Page 10 of Touchdown

The man pulled out something that looked like a sweet roll. Pinching off pieces, he began to toss them one by one into the air. As he kept tossing, one gull became two became many.

Since they all liked to shriek at each other as they scrabbled for an unfair share of the goodies, conversation became impossible.

Great. A stupid bird was better at communicating than me.

On the other hand, the gull knew the guy. He must make regular deliveries to the island, and he'd been identified in the gull community as a soft touch.

I, by contrast, didn't even know where the fuck I was.

As I pondered this discouraging fact, the gulls gobbled his last crumb and then flapped off ungratefully in search of the fish course. The man waved. One hopeful gull circled back one last time, figured out the trick, and shrieked a final curse before disappearing.

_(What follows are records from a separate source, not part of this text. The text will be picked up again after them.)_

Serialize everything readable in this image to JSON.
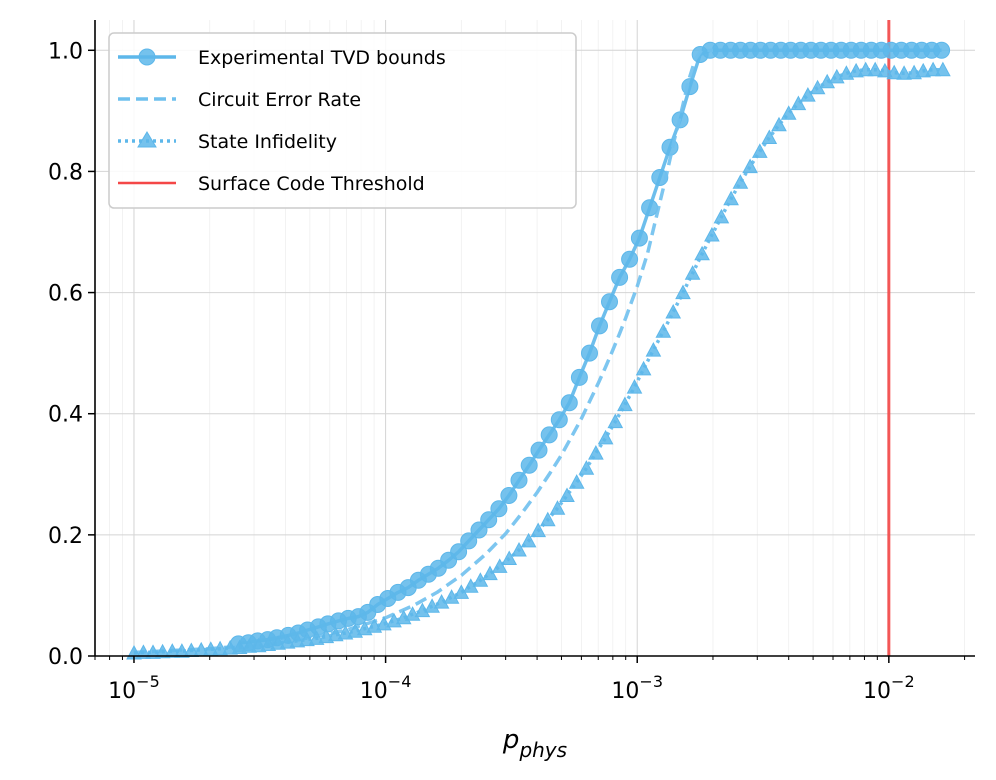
{
  "chart_data": {
    "type": "line",
    "title": "",
    "xlabel_base": "p",
    "xlabel_sub": "phys",
    "ylabel": "",
    "xscale": "log",
    "xlim": [
      7e-06,
      0.022
    ],
    "ylim": [
      0.0,
      1.05
    ],
    "grid": true,
    "legend_position": "top-left",
    "x_tick_labels": [
      {
        "value": 1e-05,
        "base": "10",
        "exp": "−5"
      },
      {
        "value": 0.0001,
        "base": "10",
        "exp": "−4"
      },
      {
        "value": 0.001,
        "base": "10",
        "exp": "−3"
      },
      {
        "value": 0.01,
        "base": "10",
        "exp": "−2"
      }
    ],
    "y_ticks": [
      0.0,
      0.2,
      0.4,
      0.6,
      0.8,
      1.0
    ],
    "y_tick_labels": [
      "0.0",
      "0.2",
      "0.4",
      "0.6",
      "0.8",
      "1.0"
    ],
    "series": [
      {
        "name": "Experimental TVD bounds",
        "style": "solid-circle",
        "color": "#5DB7EA",
        "x": [
          2.6e-05,
          2.85e-05,
          3.1e-05,
          3.4e-05,
          3.7e-05,
          4.1e-05,
          4.5e-05,
          4.9e-05,
          5.4e-05,
          5.9e-05,
          6.5e-05,
          7.1e-05,
          7.8e-05,
          8.5e-05,
          9.3e-05,
          0.000102,
          0.000112,
          0.000123,
          0.000135,
          0.000148,
          0.000162,
          0.000178,
          0.000195,
          0.000214,
          0.000235,
          0.000257,
          0.000282,
          0.000309,
          0.000339,
          0.000372,
          0.000407,
          0.000447,
          0.00049,
          0.000537,
          0.000589,
          0.000646,
          0.000708,
          0.000776,
          0.000851,
          0.000933,
          0.00102,
          0.00112,
          0.00123,
          0.00135,
          0.00148,
          0.00162,
          0.00178,
          0.00195,
          0.00214,
          0.00235,
          0.00257,
          0.00282,
          0.00309,
          0.00339,
          0.00372,
          0.00407,
          0.00447,
          0.0049,
          0.00537,
          0.00589,
          0.00646,
          0.00708,
          0.00776,
          0.00851,
          0.00933,
          0.0102,
          0.0112,
          0.0123,
          0.0135,
          0.0148,
          0.0162
        ],
        "values": [
          0.02,
          0.022,
          0.025,
          0.027,
          0.03,
          0.034,
          0.038,
          0.043,
          0.048,
          0.053,
          0.058,
          0.062,
          0.065,
          0.072,
          0.085,
          0.095,
          0.105,
          0.113,
          0.125,
          0.135,
          0.145,
          0.158,
          0.172,
          0.19,
          0.208,
          0.225,
          0.243,
          0.265,
          0.29,
          0.315,
          0.34,
          0.365,
          0.39,
          0.418,
          0.46,
          0.5,
          0.545,
          0.585,
          0.625,
          0.655,
          0.69,
          0.74,
          0.79,
          0.84,
          0.885,
          0.94,
          0.993,
          1.0,
          1.0,
          1.0,
          1.0,
          1.0,
          1.0,
          1.0,
          1.0,
          1.0,
          1.0,
          1.0,
          1.0,
          1.0,
          1.0,
          1.0,
          1.0,
          1.0,
          1.0,
          1.0,
          1.0,
          1.0,
          1.0,
          1.0,
          1.0
        ]
      },
      {
        "name": "Circuit Error Rate",
        "style": "dashed",
        "color": "#6FC0EE",
        "x": [
          1e-05,
          2e-05,
          3e-05,
          5e-05,
          7e-05,
          0.0001,
          0.00013,
          0.00016,
          0.0002,
          0.00025,
          0.0003,
          0.00035,
          0.0004,
          0.00045,
          0.0005,
          0.00055,
          0.0006,
          0.00065,
          0.0007,
          0.00075,
          0.0008,
          0.00085,
          0.0009,
          0.00095,
          0.001,
          0.0011,
          0.0012,
          0.0013,
          0.0014,
          0.0015,
          0.0016,
          0.0017,
          0.0018,
          0.0019,
          0.002
        ],
        "values": [
          0.006,
          0.012,
          0.018,
          0.03,
          0.043,
          0.063,
          0.084,
          0.105,
          0.133,
          0.168,
          0.202,
          0.237,
          0.27,
          0.302,
          0.332,
          0.363,
          0.392,
          0.422,
          0.45,
          0.478,
          0.505,
          0.532,
          0.558,
          0.585,
          0.61,
          0.665,
          0.73,
          0.79,
          0.85,
          0.9,
          0.95,
          0.985,
          1.0,
          1.0,
          1.0
        ]
      },
      {
        "name": "State Infidelity",
        "style": "dotted-triangle",
        "color": "#5DB7EA",
        "x": [
          1e-05,
          1.09e-05,
          1.19e-05,
          1.3e-05,
          1.42e-05,
          1.55e-05,
          1.69e-05,
          1.85e-05,
          2.02e-05,
          2.2e-05,
          2.41e-05,
          2.63e-05,
          2.87e-05,
          3.13e-05,
          3.42e-05,
          3.74e-05,
          4.08e-05,
          4.46e-05,
          4.87e-05,
          5.32e-05,
          5.81e-05,
          6.34e-05,
          6.93e-05,
          7.57e-05,
          8.26e-05,
          9.02e-05,
          9.85e-05,
          0.000108,
          0.000118,
          0.000128,
          0.00014,
          0.000153,
          0.000167,
          0.000183,
          0.0002,
          0.000218,
          0.000238,
          0.00026,
          0.000284,
          0.00031,
          0.000339,
          0.00037,
          0.000404,
          0.000441,
          0.000482,
          0.000526,
          0.000575,
          0.000628,
          0.000685,
          0.000749,
          0.000818,
          0.000893,
          0.000975,
          0.00106,
          0.00116,
          0.00127,
          0.00139,
          0.00152,
          0.00166,
          0.00181,
          0.00198,
          0.00216,
          0.00236,
          0.00257,
          0.00281,
          0.00307,
          0.00335,
          0.00366,
          0.004,
          0.00437,
          0.00477,
          0.00521,
          0.00569,
          0.00621,
          0.00678,
          0.00741,
          0.00809,
          0.00883,
          0.00965,
          0.0105,
          0.0115,
          0.0126,
          0.0137,
          0.015,
          0.0164
        ],
        "values": [
          0.005,
          0.006,
          0.006,
          0.007,
          0.008,
          0.008,
          0.009,
          0.01,
          0.011,
          0.012,
          0.013,
          0.014,
          0.016,
          0.017,
          0.019,
          0.021,
          0.023,
          0.025,
          0.027,
          0.029,
          0.032,
          0.035,
          0.038,
          0.041,
          0.045,
          0.049,
          0.053,
          0.058,
          0.063,
          0.069,
          0.075,
          0.082,
          0.089,
          0.097,
          0.105,
          0.115,
          0.125,
          0.136,
          0.148,
          0.161,
          0.175,
          0.19,
          0.207,
          0.225,
          0.244,
          0.265,
          0.287,
          0.31,
          0.335,
          0.36,
          0.387,
          0.415,
          0.444,
          0.474,
          0.505,
          0.536,
          0.568,
          0.6,
          0.632,
          0.664,
          0.695,
          0.725,
          0.755,
          0.782,
          0.808,
          0.833,
          0.856,
          0.877,
          0.896,
          0.912,
          0.926,
          0.938,
          0.948,
          0.956,
          0.962,
          0.966,
          0.968,
          0.968,
          0.966,
          0.963,
          0.962,
          0.963,
          0.966,
          0.968,
          0.968
        ]
      }
    ],
    "threshold": {
      "name": "Surface Code Threshold",
      "value": 0.01,
      "color": "#F44747"
    }
  }
}
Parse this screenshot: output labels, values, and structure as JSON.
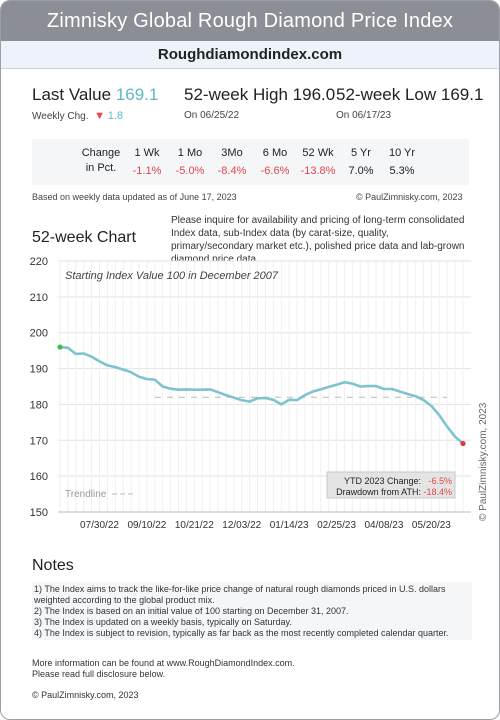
{
  "header": {
    "title": "Zimnisky Global Rough Diamond Price Index",
    "site": "Roughdiamondindex.com"
  },
  "stats": {
    "last_label": "Last Value",
    "last_value": "169.1",
    "weekly_label": "Weekly Chg.",
    "weekly_value": "1.8",
    "high_label": "52-week High 196.0",
    "high_date": "On 06/25/22",
    "low_label": "52-week Low 169.1",
    "low_date": "On 06/17/23"
  },
  "changes": {
    "label_line1": "Change",
    "label_line2": "in Pct.",
    "periods": [
      {
        "label": "1 Wk",
        "value": "-1.1%",
        "negative": true
      },
      {
        "label": "1 Mo",
        "value": "-5.0%",
        "negative": true
      },
      {
        "label": "3Mo",
        "value": "-8.4%",
        "negative": true
      },
      {
        "label": "6 Mo",
        "value": "-6.6%",
        "negative": true
      },
      {
        "label": "52 Wk",
        "value": "-13.8%",
        "negative": true
      },
      {
        "label": "5 Yr",
        "value": "7.0%",
        "negative": false
      },
      {
        "label": "10 Yr",
        "value": "5.3%",
        "negative": false
      }
    ]
  },
  "based_on": "Based on weekly data updated as of June 17, 2023",
  "copyright_top": "© PaulZimnisky.com, 2023",
  "inquiry": "Please inquire for availability and pricing of long-term consolidated Index data, sub-Index data (by carat-size, quality, primary/secondary market etc.), polished price data and lab-grown diamond price data.",
  "chart_data": {
    "type": "line",
    "title": "52-week Chart",
    "subtitle": "Starting Index Value 100 in December 2007",
    "ylim": [
      150,
      220
    ],
    "yticks": [
      150,
      160,
      170,
      180,
      190,
      200,
      210,
      220
    ],
    "x_tick_labels": [
      "07/30/22",
      "09/10/22",
      "10/21/22",
      "12/03/22",
      "01/14/23",
      "02/25/23",
      "04/08/23",
      "05/20/23"
    ],
    "x_tick_weeks": [
      5,
      11,
      17,
      23,
      29,
      35,
      41,
      47
    ],
    "grid": true,
    "legend": "bottom-left",
    "legend_label": "Trendline",
    "trendline": 182,
    "series": [
      {
        "weeks": [
          0,
          1,
          2,
          3,
          4,
          5,
          6,
          7,
          8,
          9,
          10,
          11,
          12,
          13,
          14,
          15,
          16,
          17,
          18,
          19,
          20,
          21,
          22,
          23,
          24,
          25,
          26,
          27,
          28,
          29,
          30,
          31,
          32,
          33,
          34,
          35,
          36,
          37,
          38,
          39,
          40,
          41,
          42,
          43,
          44,
          45,
          46,
          47,
          48,
          49,
          50,
          51
        ],
        "values": [
          196.0,
          195.8,
          194.1,
          194.2,
          193.3,
          192.0,
          190.9,
          190.4,
          189.7,
          189.0,
          187.7,
          187.1,
          186.9,
          185.0,
          184.4,
          184.1,
          184.2,
          184.1,
          184.1,
          184.2,
          183.4,
          182.6,
          181.9,
          181.2,
          180.8,
          181.7,
          181.8,
          181.3,
          180.0,
          181.3,
          181.2,
          182.6,
          183.6,
          184.2,
          184.9,
          185.5,
          186.2,
          185.8,
          185.0,
          185.1,
          185.1,
          184.3,
          184.3,
          183.6,
          182.9,
          182.3,
          181.2,
          179.6,
          177.0,
          173.8,
          171.0,
          169.1
        ]
      }
    ],
    "annotations": [
      {
        "label": "YTD 2023 Change:",
        "value": "-6.5%"
      },
      {
        "label": "Drawdown from ATH:",
        "value": "-18.4%"
      }
    ],
    "watermark": "© PaulZimnisky.com, 2023",
    "colors": {
      "line": "#7ec3cf",
      "start": "#3fbf4f",
      "end": "#e03a3a",
      "trend": "#b9b9b9"
    }
  },
  "notes": {
    "title": "Notes",
    "items": [
      "1) The Index aims to track the like-for-like price change of natural rough diamonds priced in U.S. dollars weighted according to the global product mix.",
      "2) The Index is based on an initial value of 100 starting on December 31, 2007.",
      "3) The Index is updated on a weekly basis, typically on Saturday.",
      "4)  The Index is subject to revision, typically as far back as the most recently completed calendar quarter."
    ]
  },
  "more_info": [
    "More information can be found at www.RoughDiamondIndex.com.",
    "Please read full disclosure below."
  ],
  "footer": "© PaulZimnisky.com, 2023"
}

“A guy's pretty desperate when he has to exercise his sense of humor on a flock of gulls,” I said. “You get the idea the idea he's more isolated than your average bear?”

“I think we took him by surprise. He expected to have to hike the pack up to the house.” Noah nodded at where the stranger had dropped the backpack on the beach. “Let me try. I think I can communicate with him.”

I had my doubts you could surprise anyone so hard they'd forget basic words like, “English,” and “America.” But what did we have to lose by trying?

“Go for it.” I gave him one last secret squeeze to the hip before I let go.

Noah's toga shifted dangerously as he moved forward. I really shouldn't have grabbed and tugged at him quite so much. Too late to worry about it now.

Still smiling, the man turned back to us.

“Hey,” Noah said. “I'm not sure you got what my friend is saying, but we're stuck here. We need to leave. SOS.”

He spoke even more slowly than I had. But he was using too many words.

“SOS,” Noah repeated. “You understand SOS?”

The man made a humorous gesture at his worn and faded boardshorts. Then another gesture at the two of us. Our togas entertained him. He understood that much. Or thought he did.

What did he think this was? Weird rich tourist kinks beyond a simple country boy's understanding?

We were pretty obviously too far out to sea to be the victims of a fraternity prank.

Or were we?

Maybe Tom Hanks's primitive raft could sail the storm-tossed seven seas, but I found it hard to believe a dugout could serve as long-distance transoceanic transport. You couldn't carry enough supplies for one thing. There wasn't enough sun or storm protection for another.

Had to be another island somewhere. Maybe an entire archipelago. And there were people on it.

If we could only make this guy understand.

Noah was now trying to talk to the guy in Spanish. That was working out about as well as the English.

The man, cheerful as ever—confident we were vacationers with an odd sense of humor—couldn't resist a tiny tug to Noah's slipsliding toga.

It was a tug too far.

The various inexpertly tied knots gave up the ghost. The toga sheet—pillowcase and all—tumbled to the sand.

Chapter 7

Noah put a hand over his exposed package—the natural response to having your clothes fall off in front of a total stranger on a clear blue day with a thousand miles of sky and sun all around you. He had the most adorable full-body blush.

Aw. So cute.

The guilty party slapped his hand over his own open mouth. Yes, he did it to mime shock. But he also did it in a vain attempt to hide his laughter.